Just weeks before his back-to-back summits with NATO members in Belgium and Russian President Vladimir Putin in Finland, President Trump is legitimizing Russia’s claim that it did not interfere in the 2016 election, contradicting the conclusions of U.S. intelligence agencies.
“Russia continues to say they had nothing to do with Meddling in our Election!” Trump tweeted on Thursday morning, before launching a diatribe against former FBI Director James Comey and his “disgraced” agents. “Where is the DNC Server, and why didn’t Shady James Comey and the now disgraced FBI agents take and closely examine it? Why isn’t Hillary/Russia being looked at? So many questions, so much corruption!”
The outburst is the latest instance of Trump effectively shunning the conclusions of U.S. intelligence and national-security officials, who in a 2016 report determined that “Putin ordered an influence campaign in 2016 aimed at the U.S. presidential election,” while bolstering Moscow’s denials. Special Counsel Robert Mueller is currently investigating whether the Trump campaign aided that operation, and whether the president attempted to obstruct the inquiry into Moscow’s interference.
The timing of the president’s tweet makes it even more significant: The remark came amid increasing anxiety about next month’s NATO summit in Brussels, which will be immediately followed by Trump’s one-on-one meeting with Putin in Helsinki.
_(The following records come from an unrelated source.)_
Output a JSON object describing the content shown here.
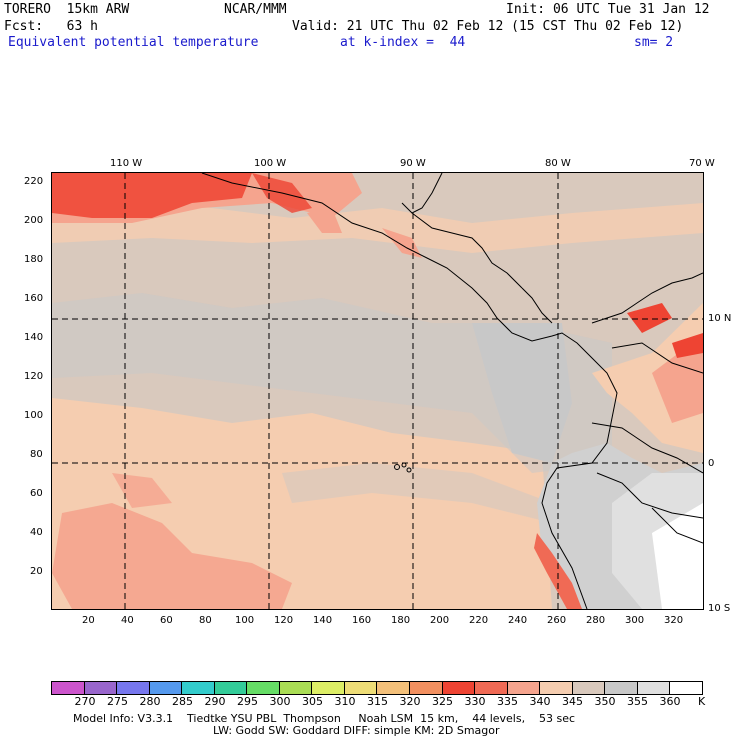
{
  "header": {
    "line1_left": "TORERO  15km ARW",
    "line1_center": "NCAR/MMM",
    "line1_right": "Init: 06 UTC Tue 31 Jan 12",
    "line2_left": "Fcst:   63 h",
    "line2_right": "Valid: 21 UTC Thu 02 Feb 12 (15 CST Thu 02 Feb 12)",
    "field_name": "Equivalent potential temperature",
    "level": "at k-index =  44",
    "smoothing": "sm= 2"
  },
  "map": {
    "top_lon_labels": [
      "110 W",
      "100 W",
      "90 W",
      "80 W",
      "70 W"
    ],
    "right_lat_labels": [
      "10 N",
      "0",
      "10 S"
    ],
    "left_y_ticks": [
      "220",
      "200",
      "180",
      "160",
      "140",
      "120",
      "100",
      "80",
      "60",
      "40",
      "20"
    ],
    "bottom_x_ticks": [
      "20",
      "40",
      "60",
      "80",
      "100",
      "120",
      "140",
      "160",
      "180",
      "200",
      "220",
      "240",
      "260",
      "280",
      "300",
      "320"
    ],
    "x_range": [
      0,
      332
    ],
    "y_range": [
      0,
      224
    ]
  },
  "colorbar": {
    "labels": [
      "270",
      "275",
      "280",
      "285",
      "290",
      "295",
      "300",
      "305",
      "310",
      "315",
      "320",
      "325",
      "330",
      "335",
      "340",
      "345",
      "350",
      "355",
      "360"
    ],
    "unit": "K",
    "colors": [
      "#cc55cc",
      "#9966cc",
      "#7777ee",
      "#5599ee",
      "#33cccc",
      "#33cc99",
      "#66dd66",
      "#aadd55",
      "#ddee66",
      "#eedd77",
      "#f3c07a",
      "#f29060",
      "#ee4433",
      "#f06a55",
      "#f5a48e",
      "#f5cdb0",
      "#d9c9bd",
      "#c8c8c8",
      "#e0e0e0",
      "#ffffff"
    ]
  },
  "footer": {
    "line1": "Model Info: V3.3.1    Tiedtke YSU PBL  Thompson     Noah LSM  15 km,    44 levels,    53 sec",
    "line2": "LW: Godd SW: Goddard DIFF: simple KM: 2D Smagor"
  }
}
NATO was founded in 1949 as Europe’s answer to the Soviet Union, and the 28-member alliance continues to serve largely as a counterweight to Russia’s ambitions in Eastern Europe. Russia invaded eastern Ukraine and forcibly annexed Ukraine’s Crimean peninsula in 2014, and Poland currently hosts U.S. armed forces and NATO units who move between Poland, Estonia, Latvia, and Lithuania in an effort to deter Russian aggression.